You don't need to build a single executable for this approach to work. You could use something like buildroot to build your runtime docker image.

docker-nano was doing something to that effect, see for example nano/node.js: https://github.com/Docker-nano/Node.js


To track down dependencies, "strace" is your friend. And no, that's not an ideal solution, but it works reasonably well. Couple that with "ldd" on the interpreter.

For Ruby, additionally "bundle install --standalone --path [..]" gets your far.


it's possible to do this with PEX. I've done this experimentally by subclassing gunicorn.app.base.Application. Haven't tried it out in prod yet though.


This is great for AOT languages that don't require runtime dependencies.

I'm going to use this in my projects from now on, would be great to do away with hundreds megabytes of layers.

I guess the downside is you lose some of the ability to find out where your final image came from, but that can easily be fixed with a well controlled build pipeline.


Look around at various Docker images, and you find plenty of Dockerfiles that includes things like "wget [some random url containing a tar archive with prebuilt binaries]". Getting people used to a proper workflow for this might very well improve the situation.


If you really want to keep your container images small, omit the base image entirely.

Make a folder with your app, identify and hardlink its dependencies into that folder, and stream the tar of that folder into Docker. No bash, no kernel, no /usr/bin, no binaries, libraries or files of any kind that you don't explicitly need.

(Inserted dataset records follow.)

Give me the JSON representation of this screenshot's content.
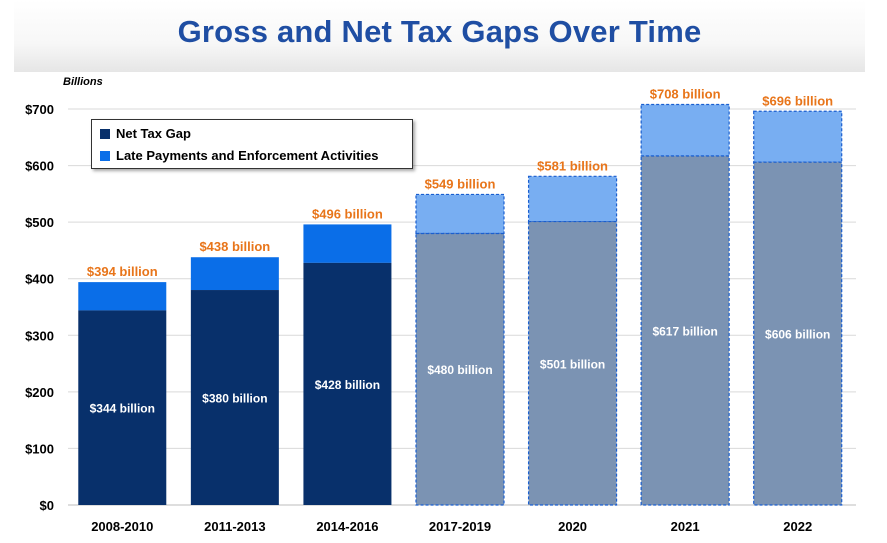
{
  "chart_data": {
    "type": "bar",
    "title": "Gross and Net Tax Gaps Over Time",
    "units_label": "Billions",
    "categories": [
      "2008-2010",
      "2011-2013",
      "2014-2016",
      "2017-2019",
      "2020",
      "2021",
      "2022"
    ],
    "series": [
      {
        "name": "Net Tax Gap",
        "values": [
          344,
          380,
          428,
          480,
          501,
          617,
          606
        ],
        "labels": [
          "$344 billion",
          "$380 billion",
          "$428 billion",
          "$480 billion",
          "$501 billion",
          "$617 billion",
          "$606 billion"
        ]
      },
      {
        "name": "Late Payments and Enforcement Activities",
        "values": [
          50,
          58,
          68,
          69,
          80,
          91,
          90
        ]
      }
    ],
    "totals": [
      394,
      438,
      496,
      549,
      581,
      708,
      696
    ],
    "total_labels": [
      "$394 billion",
      "$438 billion",
      "$496 billion",
      "$549 billion",
      "$581 billion",
      "$708 billion",
      "$696 billion"
    ],
    "projected": [
      false,
      false,
      false,
      true,
      true,
      true,
      true
    ],
    "yticks": [
      0,
      100,
      200,
      300,
      400,
      500,
      600,
      700
    ],
    "ytick_labels": [
      "$0",
      "$100",
      "$200",
      "$300",
      "$400",
      "$500",
      "$600",
      "$700"
    ],
    "ylim": [
      0,
      710
    ],
    "grid": true,
    "legend_position": "top-left",
    "colors": {
      "net": "#08306b",
      "late": "#0a6ee8",
      "net_projected": "#7b93b3",
      "late_projected": "#78aef2",
      "total_label": "#e8751a",
      "title": "#1f4ea3"
    }
  }
}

It's a method that has been used for years in creating chroot environments, and it works for containers as well. It does require a bit more knowledge than `apt-get install`, however.


Docker will hopefully solve this with new Dockerfile syntax soon. A proposal to do that has been bouncing around[0] -- even a working implementation or two in forks -- but they haven't settled on a final design direction yet.